Na veel gevlei en gebedel was Beauty bereid samen met Soldier een vervallen, halfleeg pand niet ver van de Bowery te betrekken.
Omdat Beaut buitengewoon knap was en van die vreemde ogen had, wilden de artiesten hem dolgraag schilderen.
Zijn vriend Soldier, wiens ogen de kleur van bijna nieuwe centen hadden, beschermde - of beter bewaakte - Beaut uit liefde voor de jongen. Als je Beaut wilde tekenen moest je eerst bij Soldier wezen om een afspraak te versieren.
Met een artiest die aanhield aarzelde Soldier vaak lang, bladerde dan in een oud notitieboek dat hij in hetzelfde theater had gevonden waar Beaut zijn kleren vandaan had en stelde ten slotte, na veel heen-en-weer-gepraat en gescheld, de juiste prijs vast, waarna hij Beaut met tegenzin toestond een bepaald aantal uren weg te blijven.
Ik weet niet wie van de twee het meest van de ander hield, Beaut van Soldier of Soldier van Beaut.
Soldier hield Beaut vaak in zijn armen en zong hem dan in slaap in een grote schommelstoel die ze op straat hadden gevonden, nog in goede staat en achtergelaten door plunderaars.
Hij wiegde Beaut zoals je een baby wiegt. Daar waren ze voornamelijk mee bezig, het was hun enige ontspanning. Het tafereel bleef je bij: de potige Soldier die in de donkere nacht de enigszins tengere, maar wel gezonde, Beaut vasthield. Als je in het donker naar hen keek, was het net of je alleen Beaut zag, die sliep op wat wel donkere takken van een boom leken.
Soldier verdiende de kost door te bedelen of te stelen. Maar zelfs de politie beschouwde hem niet als een professionele dief. Gewoon een beetje grijpgrage handen als de nood hoog was.
Soldier stond erop dat Beaut altijd de gouden ketting droeg die hij ergens had opgedoken, maar de jongen hield er niet van metaal tegen zijn keel te voelen.

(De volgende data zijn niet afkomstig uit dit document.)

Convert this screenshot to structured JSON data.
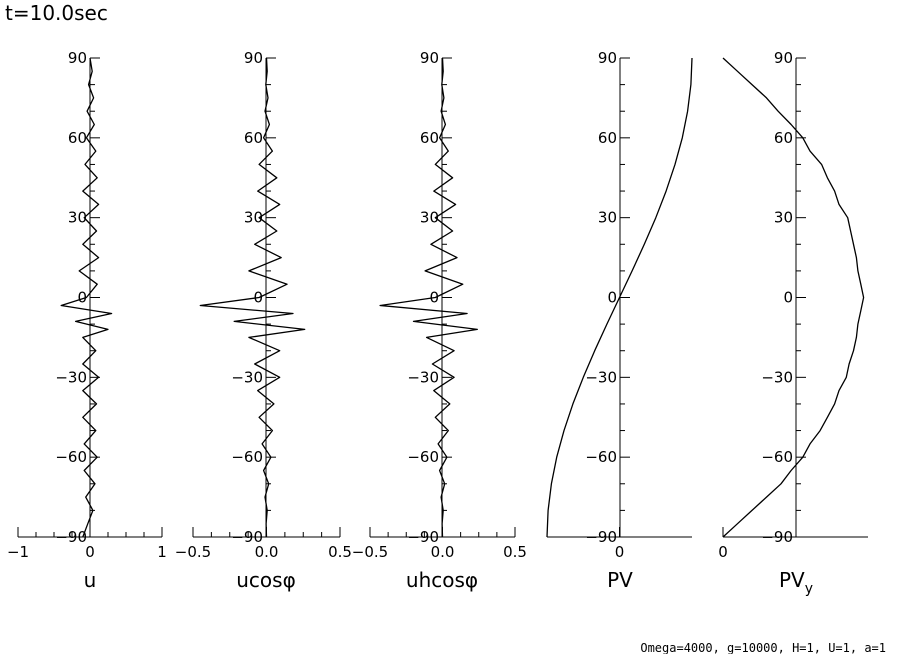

Hij zei dat het hem deed denken aan een geweer dat op hem was gericht. Maar ten slotte zwichtte hij en droeg de ketting.
In de Village vroeg men zich af hoe die twee het zo lang bij elkaar konden uithouden. Maar uiteindelijk zag men in dat Beaut en Soldier in hun liefde voor elkaar een zekere mate van perfectie hadden bereikt. Ze hadden geen toekomst en geen verleden - alleen het heden waarin Soldier Beaut op zijn knieën in slaap wiegde en hem op zijn zachtsatijnen koperkleurige haar zoende.
‘Beaut,’ zei Soldier op een keer vlak voordat ze uit elkaar gingen, terwijl hij hem met zijn bruine centenogen aanstaarde, ‘je bent mijn morgen, middag en avond. Maar vooral mijn middag, snap je dat? Mijn klaarlichte middag. Want als de zon niet meer zou schijnen en de sterren schitteren en ik jou dan nog had Beaut, zou 't mij een zorg zijn als al die lichten waren uitgedoofd. Jouw licht zou blijven stralen en mij doen denken dat ze nog steeds aan de hemel stonden.’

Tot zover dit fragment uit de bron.